Delirando, Gloria, todo lo imaginaba con pelo. Ella misma, su madre a la que casi no conoció, sus juguetes… En la cama de su abuela, entre sudores y espasmos, veía a sus muñecas con el pelo hasta el suelo; a los castillos de piezas que construía de niña les caían melenas desde las almenas; los coches con los que jugaba dejaban una estela de pelo cobrizo, castaño, rubio, pelirrojo.
Cuando volvía del delirio, lo primero que hacía era buscar su nuca para encontrar su mata de pelo y seguirla con las manos hasta donde daba su envergadura.

Entonces, se asustaba al encontrase en casa ajena, totalmente empapada de su sudor y de la humedad pegajosa que dejan los sueños cuando se han vivido bien.

Gloria estaba en casa de su abuela por no haber podido vivir bien sus sueños. Estaba en el lado malo de la filosofía de Hayek. Nada le había salido bien desde que su madre murió. Pasó rápido de la niñez a la edad adulta viviendo con su abuela. Se independizó y en pocos meses pasaba de emprendedora a endeudada y menesterosa y vuelta a empezar hasta que las deudas hicieron quebrar la rueda. Todo por causas ajenas, por el sistema, pensaba ella.

Se había dedicado al cultivo de cítricos en un país africano con mucho sol, pero con poca agua. A la fabricación de muebles modulables cuando Ikea tenía ya invadido el mercado. A las franquicias de pizza a domicilio cuando ya las ciudades estaban saturadas de miercomida. La última empresa que emprendió fue una estafa piramidal mediante inversiones en el Forex. Su puesto en la cárcel lo ocupaba su marido que figuraba como administrador único de la empresa ya que, con el historial deudor de ella, no habrían podido poner en marcha la empresa a su nombre.

Eran ocho años de prisión. En ocho años no tendría al testaferro habitual. Cuando calibraba cómo debería ser el siguiente, llegó su embarazo. ¡Joder!

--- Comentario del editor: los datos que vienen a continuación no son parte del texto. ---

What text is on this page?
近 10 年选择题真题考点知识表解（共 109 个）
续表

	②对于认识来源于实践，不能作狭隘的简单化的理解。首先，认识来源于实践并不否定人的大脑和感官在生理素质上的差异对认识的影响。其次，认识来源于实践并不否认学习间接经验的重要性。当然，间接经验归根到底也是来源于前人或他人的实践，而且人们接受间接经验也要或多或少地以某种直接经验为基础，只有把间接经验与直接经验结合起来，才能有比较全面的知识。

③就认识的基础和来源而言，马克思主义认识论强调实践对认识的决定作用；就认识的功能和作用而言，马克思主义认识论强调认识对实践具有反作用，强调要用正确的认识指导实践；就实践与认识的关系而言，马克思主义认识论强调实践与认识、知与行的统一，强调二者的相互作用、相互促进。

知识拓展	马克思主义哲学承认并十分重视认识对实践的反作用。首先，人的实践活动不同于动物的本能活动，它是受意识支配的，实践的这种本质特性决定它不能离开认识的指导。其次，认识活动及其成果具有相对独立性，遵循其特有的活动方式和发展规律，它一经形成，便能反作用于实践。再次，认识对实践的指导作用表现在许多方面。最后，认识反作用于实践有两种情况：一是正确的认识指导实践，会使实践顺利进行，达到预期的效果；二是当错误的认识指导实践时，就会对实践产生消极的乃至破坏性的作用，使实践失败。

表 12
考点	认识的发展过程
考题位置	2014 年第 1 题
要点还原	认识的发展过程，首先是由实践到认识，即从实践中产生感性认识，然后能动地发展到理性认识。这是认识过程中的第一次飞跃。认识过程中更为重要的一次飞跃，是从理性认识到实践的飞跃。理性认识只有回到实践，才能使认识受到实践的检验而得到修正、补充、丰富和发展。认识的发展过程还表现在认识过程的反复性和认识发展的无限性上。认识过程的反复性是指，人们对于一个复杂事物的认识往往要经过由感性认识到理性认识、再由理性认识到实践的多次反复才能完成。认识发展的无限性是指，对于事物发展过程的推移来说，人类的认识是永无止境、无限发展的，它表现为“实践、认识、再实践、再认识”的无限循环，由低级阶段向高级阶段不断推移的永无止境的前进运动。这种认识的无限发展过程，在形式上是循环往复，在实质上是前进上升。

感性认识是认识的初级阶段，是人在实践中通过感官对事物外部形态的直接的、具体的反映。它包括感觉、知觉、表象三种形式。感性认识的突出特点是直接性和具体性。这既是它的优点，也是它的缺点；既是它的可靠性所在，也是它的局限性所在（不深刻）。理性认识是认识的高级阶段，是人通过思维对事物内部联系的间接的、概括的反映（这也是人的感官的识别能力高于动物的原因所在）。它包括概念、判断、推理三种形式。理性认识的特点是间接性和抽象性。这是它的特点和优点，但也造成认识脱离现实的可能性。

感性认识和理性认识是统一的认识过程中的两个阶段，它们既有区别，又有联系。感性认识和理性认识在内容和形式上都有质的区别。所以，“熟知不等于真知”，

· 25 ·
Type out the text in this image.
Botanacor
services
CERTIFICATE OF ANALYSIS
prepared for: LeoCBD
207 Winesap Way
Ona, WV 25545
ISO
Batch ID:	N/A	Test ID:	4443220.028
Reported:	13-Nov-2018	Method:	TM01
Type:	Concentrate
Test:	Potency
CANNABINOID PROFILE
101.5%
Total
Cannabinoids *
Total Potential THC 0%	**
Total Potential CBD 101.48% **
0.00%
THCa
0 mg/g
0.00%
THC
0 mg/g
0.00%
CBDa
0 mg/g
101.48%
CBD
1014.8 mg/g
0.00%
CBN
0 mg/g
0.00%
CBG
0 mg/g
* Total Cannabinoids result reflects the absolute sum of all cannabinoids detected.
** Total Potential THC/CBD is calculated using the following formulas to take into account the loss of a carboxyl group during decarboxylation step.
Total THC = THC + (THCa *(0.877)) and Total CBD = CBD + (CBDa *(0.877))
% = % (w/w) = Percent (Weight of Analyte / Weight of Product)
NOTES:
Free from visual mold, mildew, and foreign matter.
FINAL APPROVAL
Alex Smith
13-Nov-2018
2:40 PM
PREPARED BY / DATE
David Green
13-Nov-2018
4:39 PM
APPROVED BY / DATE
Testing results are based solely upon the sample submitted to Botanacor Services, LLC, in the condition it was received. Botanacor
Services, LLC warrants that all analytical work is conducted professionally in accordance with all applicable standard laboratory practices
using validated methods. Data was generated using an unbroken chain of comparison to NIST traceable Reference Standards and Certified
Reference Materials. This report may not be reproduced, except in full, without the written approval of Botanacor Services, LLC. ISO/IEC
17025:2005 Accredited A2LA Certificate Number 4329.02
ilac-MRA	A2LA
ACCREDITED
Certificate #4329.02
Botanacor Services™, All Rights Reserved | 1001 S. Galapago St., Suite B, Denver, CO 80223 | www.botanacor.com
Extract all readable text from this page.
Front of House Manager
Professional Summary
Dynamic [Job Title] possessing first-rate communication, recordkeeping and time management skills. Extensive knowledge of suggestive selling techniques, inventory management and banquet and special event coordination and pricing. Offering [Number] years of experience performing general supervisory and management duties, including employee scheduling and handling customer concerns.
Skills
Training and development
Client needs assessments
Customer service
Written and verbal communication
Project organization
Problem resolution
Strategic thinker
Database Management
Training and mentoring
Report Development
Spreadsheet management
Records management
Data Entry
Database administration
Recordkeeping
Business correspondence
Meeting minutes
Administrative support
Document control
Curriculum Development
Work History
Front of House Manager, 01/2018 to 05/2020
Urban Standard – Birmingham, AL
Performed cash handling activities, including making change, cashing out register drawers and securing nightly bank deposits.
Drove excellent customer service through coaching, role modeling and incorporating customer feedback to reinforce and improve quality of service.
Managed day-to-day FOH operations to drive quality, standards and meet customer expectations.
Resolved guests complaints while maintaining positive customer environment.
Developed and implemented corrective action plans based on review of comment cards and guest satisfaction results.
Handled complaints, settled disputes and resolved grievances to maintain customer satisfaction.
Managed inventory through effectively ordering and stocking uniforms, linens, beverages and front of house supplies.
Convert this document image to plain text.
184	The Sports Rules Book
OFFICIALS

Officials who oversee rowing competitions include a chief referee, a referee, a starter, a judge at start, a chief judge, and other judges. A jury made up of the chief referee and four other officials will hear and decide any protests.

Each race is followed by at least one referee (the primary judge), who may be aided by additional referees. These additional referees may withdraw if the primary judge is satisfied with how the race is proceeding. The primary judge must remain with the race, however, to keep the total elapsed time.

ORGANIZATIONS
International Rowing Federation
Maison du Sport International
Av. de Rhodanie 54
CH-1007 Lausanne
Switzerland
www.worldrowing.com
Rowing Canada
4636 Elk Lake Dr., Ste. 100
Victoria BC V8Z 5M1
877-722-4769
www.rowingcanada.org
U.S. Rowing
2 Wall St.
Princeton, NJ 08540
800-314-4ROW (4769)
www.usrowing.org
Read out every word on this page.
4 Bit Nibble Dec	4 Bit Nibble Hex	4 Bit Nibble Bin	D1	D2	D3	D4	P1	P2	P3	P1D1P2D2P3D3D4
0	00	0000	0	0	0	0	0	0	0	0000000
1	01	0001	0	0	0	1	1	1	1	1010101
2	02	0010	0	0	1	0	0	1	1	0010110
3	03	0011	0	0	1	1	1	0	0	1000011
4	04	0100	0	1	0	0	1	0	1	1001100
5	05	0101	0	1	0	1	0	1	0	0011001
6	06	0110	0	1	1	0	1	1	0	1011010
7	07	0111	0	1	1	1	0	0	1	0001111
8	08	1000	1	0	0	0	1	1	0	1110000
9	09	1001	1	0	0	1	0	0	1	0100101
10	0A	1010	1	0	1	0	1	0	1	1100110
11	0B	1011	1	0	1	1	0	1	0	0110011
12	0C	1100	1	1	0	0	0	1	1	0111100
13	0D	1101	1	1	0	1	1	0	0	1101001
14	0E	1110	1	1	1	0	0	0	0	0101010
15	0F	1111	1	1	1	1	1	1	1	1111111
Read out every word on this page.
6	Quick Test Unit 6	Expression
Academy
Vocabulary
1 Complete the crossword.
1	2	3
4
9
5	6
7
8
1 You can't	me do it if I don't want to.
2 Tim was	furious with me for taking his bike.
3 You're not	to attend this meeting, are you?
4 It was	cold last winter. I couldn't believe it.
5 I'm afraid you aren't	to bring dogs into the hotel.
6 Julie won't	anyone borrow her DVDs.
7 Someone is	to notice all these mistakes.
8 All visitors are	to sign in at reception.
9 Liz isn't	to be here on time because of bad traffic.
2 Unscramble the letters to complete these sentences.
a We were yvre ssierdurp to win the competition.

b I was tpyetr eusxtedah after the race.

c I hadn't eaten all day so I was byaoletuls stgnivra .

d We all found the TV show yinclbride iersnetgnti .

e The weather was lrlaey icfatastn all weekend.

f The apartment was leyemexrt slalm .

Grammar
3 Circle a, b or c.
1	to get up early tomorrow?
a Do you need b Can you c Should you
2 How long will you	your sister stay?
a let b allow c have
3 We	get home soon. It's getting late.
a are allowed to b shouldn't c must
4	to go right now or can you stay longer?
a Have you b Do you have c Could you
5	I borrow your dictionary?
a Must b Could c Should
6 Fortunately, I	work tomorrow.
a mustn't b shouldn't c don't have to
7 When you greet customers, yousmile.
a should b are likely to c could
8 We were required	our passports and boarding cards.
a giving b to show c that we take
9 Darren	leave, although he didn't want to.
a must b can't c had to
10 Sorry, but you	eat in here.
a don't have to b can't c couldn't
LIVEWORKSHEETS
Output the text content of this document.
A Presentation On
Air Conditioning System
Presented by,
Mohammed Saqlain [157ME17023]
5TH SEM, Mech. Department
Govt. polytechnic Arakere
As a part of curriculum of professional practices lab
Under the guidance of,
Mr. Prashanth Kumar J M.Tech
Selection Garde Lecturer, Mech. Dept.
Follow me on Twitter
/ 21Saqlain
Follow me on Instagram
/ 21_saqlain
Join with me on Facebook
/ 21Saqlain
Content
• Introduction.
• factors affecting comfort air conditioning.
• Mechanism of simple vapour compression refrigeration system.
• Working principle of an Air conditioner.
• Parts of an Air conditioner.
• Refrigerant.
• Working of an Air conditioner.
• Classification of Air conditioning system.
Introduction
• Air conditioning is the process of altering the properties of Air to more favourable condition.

Lo último que había hecho el inútil de su marido antes de ir al maco había sido embarazarla. Y ahora la dejaba sola y sin dinero.

Los vecinos de Asunción, cotillas como todos los vecinos, sí, todos, se preguntaron quién era esa chica embarazada y ¡sola! que entraba en su casa.

Asunción, ya vieja pero con veinte años más en su curriculum que en su aspecto, no era conocida por su nombre por casi nadie. Era «La Pelambrera». Y no era despectivo. Sin embargo, pocas personas se atrevían a acercarse a ella para algo más que desearle buena suerte o para ayudarle a llevar algún objeto pesado o cederle su lugar en una cola. Infundía el respeto que produce la incertidumbre de que el diablo haga el trabajo que dios deja por hacer. El temor y el agradeciemiento eran el colchón en el que descansaba Gloria.

Al principio, hace años, se dedicaba a visitar todas las peluquerías y barberías a diario para recoger el pelo cortado que estaba en el suelo y que iría a la basura tras barrer. Entonces le permitían barrerlo y llevárselo y, poco después, algunos hasta le cobraban por recogerlo. Pero a medida que cambian las situaciones de poder, cambia el mercado. Al tiempo, sin pedirlo, le dejaban el pelo recogido en bolsas a la puerta de las peluquerías y, poco después, le comenzaron a dejar las bolsas cargadas de pelo a la puerta de su casa.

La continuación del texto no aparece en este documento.